Viceversa i condomini già connessi non potranno dissociarsi dalle spese di ammodernamento dell'impianto, anche se queste spese dovessero essere valutate come particolarmente gravose. Infatti la ristrutturazione dell'antenna, anche se dovesse prevedere lo smantellamento di strutture esistenti, non è un'innovazione (Tribunale di Genova, sentenza 1850/88). La maggioranza per l'approvazione di queste migliorie è, in seconda convocazione di assemblea, di almeno 1/3 dei condomini che possiedano 1/3 dei millesimi.
A meno che il regolamento condominiale contrattuale dica diversamente, le spese vanno divise in parti uguali tra tutti i condomini, perché l'uso fatto dall'abitante di un monolocale è identico a quello di uno di un appartamento vastissimo (Cassazione, n. 2916/69).

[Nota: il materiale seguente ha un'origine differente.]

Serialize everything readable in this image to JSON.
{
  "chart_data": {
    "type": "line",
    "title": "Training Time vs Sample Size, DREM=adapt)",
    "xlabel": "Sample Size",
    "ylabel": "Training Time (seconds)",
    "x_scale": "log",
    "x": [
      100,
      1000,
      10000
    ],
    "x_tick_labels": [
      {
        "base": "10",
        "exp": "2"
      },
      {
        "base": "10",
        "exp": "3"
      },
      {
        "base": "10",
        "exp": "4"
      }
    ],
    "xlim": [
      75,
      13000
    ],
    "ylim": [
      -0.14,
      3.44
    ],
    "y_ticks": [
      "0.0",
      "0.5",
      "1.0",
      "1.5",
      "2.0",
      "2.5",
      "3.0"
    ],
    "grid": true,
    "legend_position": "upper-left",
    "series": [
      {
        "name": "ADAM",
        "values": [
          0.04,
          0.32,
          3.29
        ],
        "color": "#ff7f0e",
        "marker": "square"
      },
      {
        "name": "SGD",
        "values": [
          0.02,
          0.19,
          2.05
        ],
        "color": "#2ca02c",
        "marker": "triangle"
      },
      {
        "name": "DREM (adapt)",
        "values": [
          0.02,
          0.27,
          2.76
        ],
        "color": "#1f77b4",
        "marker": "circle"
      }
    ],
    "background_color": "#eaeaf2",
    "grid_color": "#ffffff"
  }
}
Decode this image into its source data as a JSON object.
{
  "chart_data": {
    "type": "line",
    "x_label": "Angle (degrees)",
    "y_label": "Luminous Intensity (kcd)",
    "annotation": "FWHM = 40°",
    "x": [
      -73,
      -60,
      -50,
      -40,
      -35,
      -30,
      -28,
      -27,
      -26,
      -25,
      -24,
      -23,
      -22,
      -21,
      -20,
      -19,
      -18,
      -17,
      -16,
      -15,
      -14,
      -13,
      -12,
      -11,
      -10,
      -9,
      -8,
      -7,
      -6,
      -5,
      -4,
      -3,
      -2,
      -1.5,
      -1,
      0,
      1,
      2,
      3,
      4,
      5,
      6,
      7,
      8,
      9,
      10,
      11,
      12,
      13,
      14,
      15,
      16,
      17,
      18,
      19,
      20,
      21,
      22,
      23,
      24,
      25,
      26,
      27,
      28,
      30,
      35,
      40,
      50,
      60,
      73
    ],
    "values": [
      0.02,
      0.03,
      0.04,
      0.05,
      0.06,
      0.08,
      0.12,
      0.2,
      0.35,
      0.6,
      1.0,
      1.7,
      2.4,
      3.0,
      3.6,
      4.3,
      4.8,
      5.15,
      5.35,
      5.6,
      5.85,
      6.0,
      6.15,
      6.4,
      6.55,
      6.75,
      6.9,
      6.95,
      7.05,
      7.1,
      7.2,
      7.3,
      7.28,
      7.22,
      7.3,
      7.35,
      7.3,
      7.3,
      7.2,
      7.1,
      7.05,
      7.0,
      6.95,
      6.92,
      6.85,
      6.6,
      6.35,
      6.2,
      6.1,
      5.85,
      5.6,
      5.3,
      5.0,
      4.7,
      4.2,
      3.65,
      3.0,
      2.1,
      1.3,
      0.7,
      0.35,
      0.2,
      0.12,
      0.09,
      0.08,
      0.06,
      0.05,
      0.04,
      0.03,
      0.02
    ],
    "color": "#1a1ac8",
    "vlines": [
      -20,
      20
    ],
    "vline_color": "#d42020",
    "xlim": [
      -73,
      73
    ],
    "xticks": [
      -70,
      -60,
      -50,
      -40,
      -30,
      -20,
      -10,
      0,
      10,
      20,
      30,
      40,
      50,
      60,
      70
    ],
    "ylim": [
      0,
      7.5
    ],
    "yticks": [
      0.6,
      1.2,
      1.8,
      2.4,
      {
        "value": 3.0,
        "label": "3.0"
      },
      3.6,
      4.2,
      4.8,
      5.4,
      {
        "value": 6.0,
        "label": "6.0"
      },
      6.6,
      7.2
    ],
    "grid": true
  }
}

Nei regolamenti condominiali uno stop all'anarchia sui tetti
Contro l'anarchia delle selva di antenne sui tetti è intervenuta la legge 31 luglio 1997, n. 249 (articolo 13), fissando il principio secondo cui debbono essere di norma centralizzati i sistemi di ricezione dei condomini di nuova costruzione o sottoposti a "ristrutturazione generale" (definizione ambigua, perché non prevista dalle norme sul recupero). Si tratterebbe solo di una raccomandazione, priva del resto di sanzioni, se la legge non stabilisse che i Comuni devono emanare un regolamento sulle installazioni nei centri storici.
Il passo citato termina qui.